Consistently good, Darren Rowse has another with his post on building your personal brand through your blog.

A lawyer’s brand is their expertise. It’s not logo’s, glib ads, websites, and fancy offices. No better way to build their brand than a well done blog.

Read his full post to get Darren’s wisdom. Here’s his 6 bullets with my comments following.

  • Build trust. That’s what blogging is all about. The public trusts lawyers less than everyone but journalists. However, sharing where you’re coming from, where you’re heading – your aspirations, and your insight on niche legal issues develops trust like you wouldn’t believe.
  • Be personal.
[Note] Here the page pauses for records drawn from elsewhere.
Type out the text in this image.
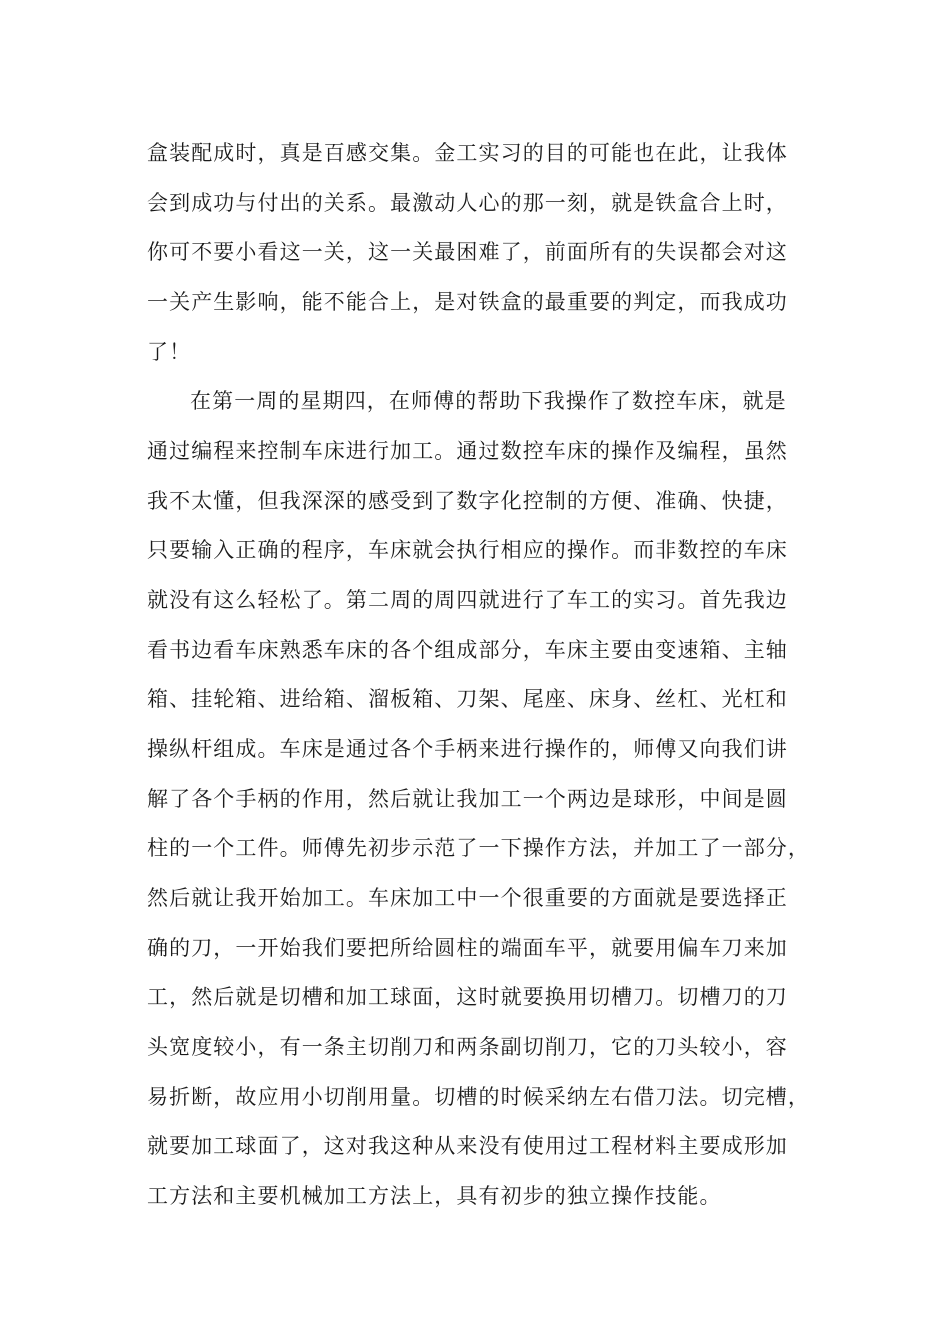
盒装配成时，真是百感交集。金工实习的目的可能也在此，让我体
会到成功与付出的关系。最激动人心的那一刻，就是铁盒合上时，
你可不要小看这一关，这一关最困难了，前面所有的失误都会对这
一关产生影响，能不能合上，是对铁盒的最重要的判定，而我成功
了！
在第一周的星期四，在师傅的帮助下我操作了数控车床，就是
通过编程来控制车床进行加工。通过数控车床的操作及编程，虽然
我不太懂，但我深深的感受到了数字化控制的方便、准确、快捷，
只要输入正确的程序，车床就会执行相应的操作。而非数控的车床
就没有这么轻松了。第二周的周四就进行了车工的实习。首先我边
看书边看车床熟悉车床的各个组成部分，车床主要由变速箱、主轴
箱、挂轮箱、进给箱、溜板箱、刀架、尾座、床身、丝杠、光杠和
操纵杆组成。车床是通过各个手柄来进行操作的，师傅又向我们讲
解了各个手柄的作用，然后就让我加工一个两边是球形，中间是圆
柱的一个工件。师傅先初步示范了一下操作方法，并加工了一部分，
然后就让我开始加工。车床加工中一个很重要的方面就是要选择正
确的刀，一开始我们要把所给圆柱的端面车平，就要用偏车刀来加
工，然后就是切槽和加工球面，这时就要换用切槽刀。切槽刀的刀
头宽度较小，有一条主切削刀和两条副切削刀，它的刀头较小，容
易折断，故应用小切削用量。切槽的时候采纳左右借刀法。切完槽，
就要加工球面了，这对我这种从来没有使用过工程材料主要成形加
工方法和主要机械加工方法上，具有初步的独立操作技能。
Let your hair down a bit. Don’t get flakey or unprofessional. Don’t share your personal life infinitum. But be yourself. You like people who are real, not phony. Plus clients who like your style are the best to represent. Such clients will be attracted to you from your blog.
  • Use story. LexBlog’s Creative Director, Greg Storey, tells me this all the time. Stories sell and are an interesting read. In the case of law blogs, there’s nothing better than lawyers telling readers about how you helped people similarly situated to them. It shows you know something about the area of law in which the reader needs help. It shows you take calls, emails, and meet with people like them.
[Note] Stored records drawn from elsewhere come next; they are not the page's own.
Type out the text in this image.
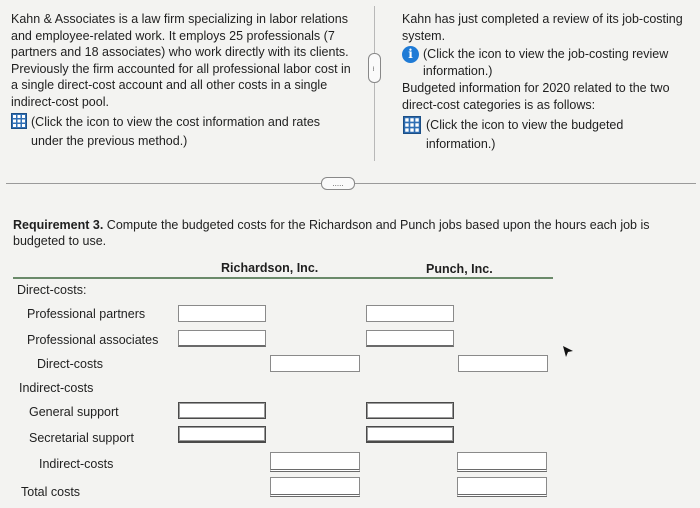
Kahn & Associates is a law firm specializing in labor relations and employee-related work. It employs 25 professionals (7 partners and 18 associates) who work directly with its clients. Previously the firm accounted for all professional labor cost in a single direct-cost account and all other costs in a single indirect-cost pool.
(Click the icon to view the cost information and rates under the previous method.)
.....
Kahn has just completed a review of its job-costing system.
i (Click the icon to view the job-costing review information.)
Budgeted information for 2020 related to the two direct-cost categories is as follows:
(Click the icon to view the budgeted information.)
.....
Requirement 3. Compute the budgeted costs for the Richardson and Punch jobs based upon the hours each job is budgeted to use.
Richardson, Inc.	Punch, Inc.
Direct-costs:
Professional partners
Professional associates
Direct-costs
Indirect-costs
General support
Secretarial support
Indirect-costs
Total costs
  • Establish expertise. That’s why lawyers blog. We want others to refer to us as an expert in their writings, whether they be a blogger a news reporter. Share your insight, passion, and expertise on the niche area of law you are looking to grow. Report on what you see going on this area, sharing your take. You’ll be regularly sited as an expert within a year’s time.
  • Establish relationships in your niche. You’re going to meet lots of people (virtually) when you start blogging. Build that network even further by blogging about what the leading bloggers in your niche are blogging. Share news stories, letting the reporter know you did. Keep track of your growing network via a tool like LinkedIn. You’ll be happy you dug your well before you got thirsty.
  • Be consistent. You need not blog every day. Once a week is enough. But when you blog try to weave a common theme through your blog. We don’t like surprises. We subscribed to your blog, and in some cases hundreds others, based on what we read. Don’t get flakey and go off on tangents we did not see before.